We created an R package (https://github.com/yao-yl/path-tempering) that allows a black box implantation of path sampling in stan (Thanks to help from @rok_cesnovar). It constructs a geometry bridge between the original stan model and any alternative model. Even when there is obvious metastability, it may be sometimes more efficient to fit two models together (so the parameters can “talk”).
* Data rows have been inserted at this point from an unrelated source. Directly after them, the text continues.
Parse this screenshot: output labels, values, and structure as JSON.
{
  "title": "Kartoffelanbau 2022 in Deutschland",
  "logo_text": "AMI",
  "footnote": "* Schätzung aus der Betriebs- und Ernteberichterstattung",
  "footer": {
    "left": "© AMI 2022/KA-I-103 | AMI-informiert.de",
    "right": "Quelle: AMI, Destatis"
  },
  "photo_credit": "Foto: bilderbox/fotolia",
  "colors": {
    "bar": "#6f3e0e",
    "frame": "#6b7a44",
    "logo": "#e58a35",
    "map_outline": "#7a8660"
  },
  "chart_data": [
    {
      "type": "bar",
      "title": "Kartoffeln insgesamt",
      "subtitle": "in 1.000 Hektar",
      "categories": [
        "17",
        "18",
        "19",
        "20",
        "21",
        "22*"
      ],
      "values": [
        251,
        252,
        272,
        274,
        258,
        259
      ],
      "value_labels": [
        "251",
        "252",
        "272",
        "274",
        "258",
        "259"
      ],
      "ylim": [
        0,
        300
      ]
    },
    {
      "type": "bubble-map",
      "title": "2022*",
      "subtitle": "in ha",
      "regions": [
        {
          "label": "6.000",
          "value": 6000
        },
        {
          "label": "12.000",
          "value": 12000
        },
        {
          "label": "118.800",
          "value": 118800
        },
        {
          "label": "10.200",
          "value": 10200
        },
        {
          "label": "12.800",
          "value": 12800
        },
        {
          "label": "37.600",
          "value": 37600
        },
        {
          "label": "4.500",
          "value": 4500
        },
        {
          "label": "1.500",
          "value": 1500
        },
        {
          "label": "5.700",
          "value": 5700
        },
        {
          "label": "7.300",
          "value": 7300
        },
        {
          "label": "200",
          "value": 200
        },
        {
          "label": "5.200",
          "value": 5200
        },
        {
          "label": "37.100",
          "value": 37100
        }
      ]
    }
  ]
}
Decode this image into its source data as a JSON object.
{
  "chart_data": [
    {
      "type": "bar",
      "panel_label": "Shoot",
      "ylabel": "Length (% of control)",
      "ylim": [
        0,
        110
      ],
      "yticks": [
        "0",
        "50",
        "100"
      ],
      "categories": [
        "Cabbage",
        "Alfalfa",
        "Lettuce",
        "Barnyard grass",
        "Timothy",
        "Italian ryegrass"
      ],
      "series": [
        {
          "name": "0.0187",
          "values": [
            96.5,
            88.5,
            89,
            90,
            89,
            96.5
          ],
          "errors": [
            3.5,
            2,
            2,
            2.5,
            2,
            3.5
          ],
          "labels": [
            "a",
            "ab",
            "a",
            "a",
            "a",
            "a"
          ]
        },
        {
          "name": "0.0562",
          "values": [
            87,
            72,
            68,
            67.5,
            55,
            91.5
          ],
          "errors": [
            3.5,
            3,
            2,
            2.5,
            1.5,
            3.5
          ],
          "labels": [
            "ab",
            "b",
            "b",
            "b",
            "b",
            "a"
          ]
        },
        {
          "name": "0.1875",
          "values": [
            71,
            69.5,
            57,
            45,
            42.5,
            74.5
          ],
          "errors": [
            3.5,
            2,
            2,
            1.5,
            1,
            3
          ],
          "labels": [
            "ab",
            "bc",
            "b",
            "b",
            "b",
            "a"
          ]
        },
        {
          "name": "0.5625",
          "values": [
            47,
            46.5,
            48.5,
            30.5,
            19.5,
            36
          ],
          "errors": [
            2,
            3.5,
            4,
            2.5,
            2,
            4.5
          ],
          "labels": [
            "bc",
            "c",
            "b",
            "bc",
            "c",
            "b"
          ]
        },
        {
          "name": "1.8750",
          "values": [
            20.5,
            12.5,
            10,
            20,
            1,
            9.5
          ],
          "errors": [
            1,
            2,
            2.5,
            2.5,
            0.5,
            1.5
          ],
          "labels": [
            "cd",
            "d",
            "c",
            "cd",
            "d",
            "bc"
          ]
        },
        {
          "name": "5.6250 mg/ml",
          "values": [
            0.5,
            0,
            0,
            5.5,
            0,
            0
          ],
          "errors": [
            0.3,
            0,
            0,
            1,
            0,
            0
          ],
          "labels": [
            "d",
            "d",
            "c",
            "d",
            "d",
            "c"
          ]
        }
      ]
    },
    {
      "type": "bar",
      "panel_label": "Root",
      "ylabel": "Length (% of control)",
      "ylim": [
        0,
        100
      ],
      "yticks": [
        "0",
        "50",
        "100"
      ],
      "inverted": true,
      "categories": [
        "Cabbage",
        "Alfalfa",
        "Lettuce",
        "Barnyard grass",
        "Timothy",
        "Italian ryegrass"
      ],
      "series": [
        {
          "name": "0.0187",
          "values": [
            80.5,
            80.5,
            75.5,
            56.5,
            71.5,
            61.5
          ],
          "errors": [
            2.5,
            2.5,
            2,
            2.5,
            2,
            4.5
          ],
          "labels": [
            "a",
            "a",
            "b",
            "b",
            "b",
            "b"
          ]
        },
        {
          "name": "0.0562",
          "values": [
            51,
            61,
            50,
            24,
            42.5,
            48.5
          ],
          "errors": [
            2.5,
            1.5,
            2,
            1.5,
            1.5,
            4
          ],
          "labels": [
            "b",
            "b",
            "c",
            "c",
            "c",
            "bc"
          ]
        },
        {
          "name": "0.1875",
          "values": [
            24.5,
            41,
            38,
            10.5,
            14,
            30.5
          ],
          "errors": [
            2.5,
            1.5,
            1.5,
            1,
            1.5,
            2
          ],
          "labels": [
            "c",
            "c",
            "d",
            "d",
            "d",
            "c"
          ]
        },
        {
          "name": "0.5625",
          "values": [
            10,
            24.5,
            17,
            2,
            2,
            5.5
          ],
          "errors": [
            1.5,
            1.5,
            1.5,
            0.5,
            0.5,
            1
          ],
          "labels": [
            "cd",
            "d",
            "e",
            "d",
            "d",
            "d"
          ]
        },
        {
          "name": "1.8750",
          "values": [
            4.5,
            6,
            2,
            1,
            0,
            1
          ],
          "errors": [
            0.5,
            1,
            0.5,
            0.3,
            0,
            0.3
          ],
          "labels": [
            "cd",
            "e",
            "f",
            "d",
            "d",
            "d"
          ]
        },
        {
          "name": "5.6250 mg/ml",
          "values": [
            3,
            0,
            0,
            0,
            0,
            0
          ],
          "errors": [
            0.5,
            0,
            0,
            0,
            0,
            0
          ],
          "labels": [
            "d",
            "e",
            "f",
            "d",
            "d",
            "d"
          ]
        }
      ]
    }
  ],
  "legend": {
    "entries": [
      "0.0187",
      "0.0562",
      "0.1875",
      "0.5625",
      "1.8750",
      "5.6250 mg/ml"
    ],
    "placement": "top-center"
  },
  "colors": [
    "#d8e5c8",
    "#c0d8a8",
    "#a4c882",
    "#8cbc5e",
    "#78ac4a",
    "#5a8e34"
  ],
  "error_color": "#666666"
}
If you have encounter any metastable sampling in real problem, feel free to try this new sampling scheme using stan. Of course, tempering itself is unlikely to scale well to really high-D, and the new method is not a panacea for metastability, but we expect it to be better than many alternatives.

5 Likes

This is so cool! Thank you and everyone involved.

Two related questions.

  1. In the github repo do you have any suggestions on when this will not work well outside of the 3 cases or
  2. Things that won’t work well when working within the paradigm of those 3 cases?